There are two candidates on the ballot for voters in District 3, and one candidate running as a write-in. This race began in a contentious sort of way, with a challenge to Justin Hendrix's petition, which ultimately led to his exclusion from the ballot. Hendrix filed as a write-in candidate, joining Matthew Sullard and Danny Iniguez in the race for the seat being vacated by current council member Angie Brix. District 3 represents northwest Champaign.
 
Iniguez is a business owner supported by Mayor Feinen, Sullard is an attorney and progressive candidate backed by the Champaign County Democrats, and Hendrix is an activist and community organizer doing a grassroots sort of campaign. From the CCVA site:
 
Iniguez: More than anything, I want to bring civility to my interactions on Council. The politics of the last few years have taken their toll on people’s emotions. I want us to be able to have conversations with our neighbors, difficult as those conversations may be, in a way where we respectfully listen and work together to uplift our community. Regardless of background and demographic, we all have a vested interest seeing Champaign be successful and make improvements where necessary.
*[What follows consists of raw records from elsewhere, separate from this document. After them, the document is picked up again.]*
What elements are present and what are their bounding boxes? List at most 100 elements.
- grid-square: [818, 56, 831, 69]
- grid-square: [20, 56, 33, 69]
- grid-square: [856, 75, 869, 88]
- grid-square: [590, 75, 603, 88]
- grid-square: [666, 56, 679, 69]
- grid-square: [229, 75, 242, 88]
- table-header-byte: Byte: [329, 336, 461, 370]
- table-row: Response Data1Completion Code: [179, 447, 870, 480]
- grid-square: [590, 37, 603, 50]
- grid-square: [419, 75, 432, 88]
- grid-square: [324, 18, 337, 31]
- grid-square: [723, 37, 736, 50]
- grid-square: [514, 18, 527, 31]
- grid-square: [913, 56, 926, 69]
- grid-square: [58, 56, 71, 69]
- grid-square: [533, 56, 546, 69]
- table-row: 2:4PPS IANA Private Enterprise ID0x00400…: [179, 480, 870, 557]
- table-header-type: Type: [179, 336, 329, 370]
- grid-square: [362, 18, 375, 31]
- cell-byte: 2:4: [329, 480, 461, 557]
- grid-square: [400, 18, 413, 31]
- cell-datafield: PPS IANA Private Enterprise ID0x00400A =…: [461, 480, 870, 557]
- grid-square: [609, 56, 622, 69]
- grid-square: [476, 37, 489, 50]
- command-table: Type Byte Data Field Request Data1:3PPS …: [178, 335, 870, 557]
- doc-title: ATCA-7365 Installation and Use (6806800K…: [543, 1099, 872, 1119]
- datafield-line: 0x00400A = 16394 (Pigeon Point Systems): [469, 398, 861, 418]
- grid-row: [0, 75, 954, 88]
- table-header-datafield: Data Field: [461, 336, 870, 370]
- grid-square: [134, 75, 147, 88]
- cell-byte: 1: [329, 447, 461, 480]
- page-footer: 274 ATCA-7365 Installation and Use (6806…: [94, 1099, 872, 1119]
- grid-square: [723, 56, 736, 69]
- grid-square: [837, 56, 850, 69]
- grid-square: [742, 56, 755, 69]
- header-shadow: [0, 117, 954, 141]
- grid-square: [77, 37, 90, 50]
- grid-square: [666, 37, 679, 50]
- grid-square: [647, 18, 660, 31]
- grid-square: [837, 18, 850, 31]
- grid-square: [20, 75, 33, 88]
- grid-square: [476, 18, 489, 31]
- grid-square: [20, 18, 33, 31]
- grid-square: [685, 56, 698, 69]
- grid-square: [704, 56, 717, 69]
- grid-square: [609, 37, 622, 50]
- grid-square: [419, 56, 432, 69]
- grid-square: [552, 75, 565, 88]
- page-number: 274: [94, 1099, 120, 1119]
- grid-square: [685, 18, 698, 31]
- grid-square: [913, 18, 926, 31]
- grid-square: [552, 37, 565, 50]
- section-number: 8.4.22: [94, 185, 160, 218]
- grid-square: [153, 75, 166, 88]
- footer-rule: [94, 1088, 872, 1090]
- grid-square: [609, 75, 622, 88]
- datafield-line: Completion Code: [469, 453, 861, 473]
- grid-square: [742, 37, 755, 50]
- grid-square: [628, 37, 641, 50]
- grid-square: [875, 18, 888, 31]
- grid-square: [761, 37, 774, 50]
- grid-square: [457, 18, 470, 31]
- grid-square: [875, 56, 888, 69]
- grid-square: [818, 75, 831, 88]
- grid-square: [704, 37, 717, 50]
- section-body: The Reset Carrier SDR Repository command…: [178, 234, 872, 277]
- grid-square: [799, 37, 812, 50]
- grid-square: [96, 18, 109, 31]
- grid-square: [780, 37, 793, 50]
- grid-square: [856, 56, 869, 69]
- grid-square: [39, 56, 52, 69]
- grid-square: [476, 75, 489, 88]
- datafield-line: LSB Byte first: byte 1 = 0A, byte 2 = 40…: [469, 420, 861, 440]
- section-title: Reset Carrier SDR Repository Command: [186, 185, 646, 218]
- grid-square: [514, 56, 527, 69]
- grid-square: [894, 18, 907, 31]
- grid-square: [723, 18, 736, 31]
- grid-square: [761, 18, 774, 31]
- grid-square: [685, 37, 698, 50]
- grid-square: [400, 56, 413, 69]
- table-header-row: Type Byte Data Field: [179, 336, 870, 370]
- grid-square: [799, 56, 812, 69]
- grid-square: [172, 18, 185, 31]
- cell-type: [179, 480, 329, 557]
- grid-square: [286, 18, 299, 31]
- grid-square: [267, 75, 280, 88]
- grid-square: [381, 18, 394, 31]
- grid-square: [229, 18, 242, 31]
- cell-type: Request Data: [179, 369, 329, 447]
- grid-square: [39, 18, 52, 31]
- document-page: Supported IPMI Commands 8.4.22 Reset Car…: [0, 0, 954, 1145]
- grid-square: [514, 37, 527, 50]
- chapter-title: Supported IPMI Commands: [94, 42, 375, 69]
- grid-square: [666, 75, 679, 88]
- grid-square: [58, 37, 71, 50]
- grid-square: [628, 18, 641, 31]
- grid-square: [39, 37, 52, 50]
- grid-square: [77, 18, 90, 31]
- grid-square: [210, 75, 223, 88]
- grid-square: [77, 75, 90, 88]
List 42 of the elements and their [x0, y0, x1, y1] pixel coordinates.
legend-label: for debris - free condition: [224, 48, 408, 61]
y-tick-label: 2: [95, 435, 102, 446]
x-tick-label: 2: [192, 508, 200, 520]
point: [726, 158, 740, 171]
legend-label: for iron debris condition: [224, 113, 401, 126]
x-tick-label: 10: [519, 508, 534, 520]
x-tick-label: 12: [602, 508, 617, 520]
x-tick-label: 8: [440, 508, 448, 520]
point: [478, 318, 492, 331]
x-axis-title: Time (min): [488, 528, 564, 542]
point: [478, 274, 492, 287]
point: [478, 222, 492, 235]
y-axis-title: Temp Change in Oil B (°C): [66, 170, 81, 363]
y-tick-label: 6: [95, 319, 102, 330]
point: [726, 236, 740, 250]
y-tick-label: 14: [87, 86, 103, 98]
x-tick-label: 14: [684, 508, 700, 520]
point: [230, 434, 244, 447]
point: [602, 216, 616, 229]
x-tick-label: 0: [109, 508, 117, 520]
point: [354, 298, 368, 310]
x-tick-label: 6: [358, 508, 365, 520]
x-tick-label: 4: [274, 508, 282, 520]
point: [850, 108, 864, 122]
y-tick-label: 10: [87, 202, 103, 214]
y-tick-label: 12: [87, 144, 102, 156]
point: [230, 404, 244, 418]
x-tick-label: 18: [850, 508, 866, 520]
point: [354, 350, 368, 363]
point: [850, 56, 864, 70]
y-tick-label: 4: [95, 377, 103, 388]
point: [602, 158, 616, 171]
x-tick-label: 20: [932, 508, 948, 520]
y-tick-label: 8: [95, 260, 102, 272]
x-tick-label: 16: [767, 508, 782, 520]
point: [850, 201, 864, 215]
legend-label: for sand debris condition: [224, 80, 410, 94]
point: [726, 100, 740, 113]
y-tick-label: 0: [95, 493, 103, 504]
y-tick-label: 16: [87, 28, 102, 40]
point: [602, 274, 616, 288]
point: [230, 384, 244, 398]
Sullard: Right now our community is facing two pandemics – COVID-19 and systemic racism. These must be the top priorities for anyone elected to represent the community. The City can educate members of the community on the benefits of the vaccine and help facilitate accessibility, particularly to neighborhoods hit hardest with tragedy. The City must also support its local businesses that suffered greatly due to the precautions the pandemic forced upon us. Every community experiences some level of systemic racism, and Champaign is no different. The City Council must take the lead on fighting against it, by pursuing equitable policies and providing local neighborhood services, including mental health services. As we work toward establishing a new normal, we need to make sure we don’t return to practices of the past that neglected so many in our community.
Hendrix: I have been educating, advocating, and cultivating the communities before making the decision to enter into the political area. I have honest care, concern, and continuous compassion for my District 3 family, neighboring communities, and city of Champaign-Urbana as a whole. The work that I have done shows that my performance and potential are beyond a political move, but a genuine love for a “people’s first approach” as it is the people, who we must put first before policy.
District 4
 
Current council member Greg Stock is being challenged by Michael Foellmer to represent District 4, which covers a portion of central Champaign. Foellmer has previously run for Champaign Unit 4 School Board, and is a progressive challenger to the established incumbent. From the CCVA site:
 
Foellmer: With a strong and vibrant community, filled with people from every corner of the world, I recognize the importance of supporting local businesses, new building developments, and historic housing districts. As one of the fastest growing cities in Illinois, it is our responsibility to remain committed to planning for a future that includes and recognizes our neighbors of color. I will listen to the needs of our neighborhoods and represent them with the highest integrity and dedication to architectural considerations and environmental impact.
Stock: I think that our biggest priority and challenge right now is going to be getting back to normal, what ever that “normal” looks like. From a city perspective, that’s going to mean continuing to work with local businesses to stay viable while staying safe. It’s also important that the city get back on solid financial footing so we can afford to maintain and provide quality city services that we have all grown to rely on and appreciate. We need to continue to create opportunities to improve the quality of life for all our citizens that make people want to be in Champaign.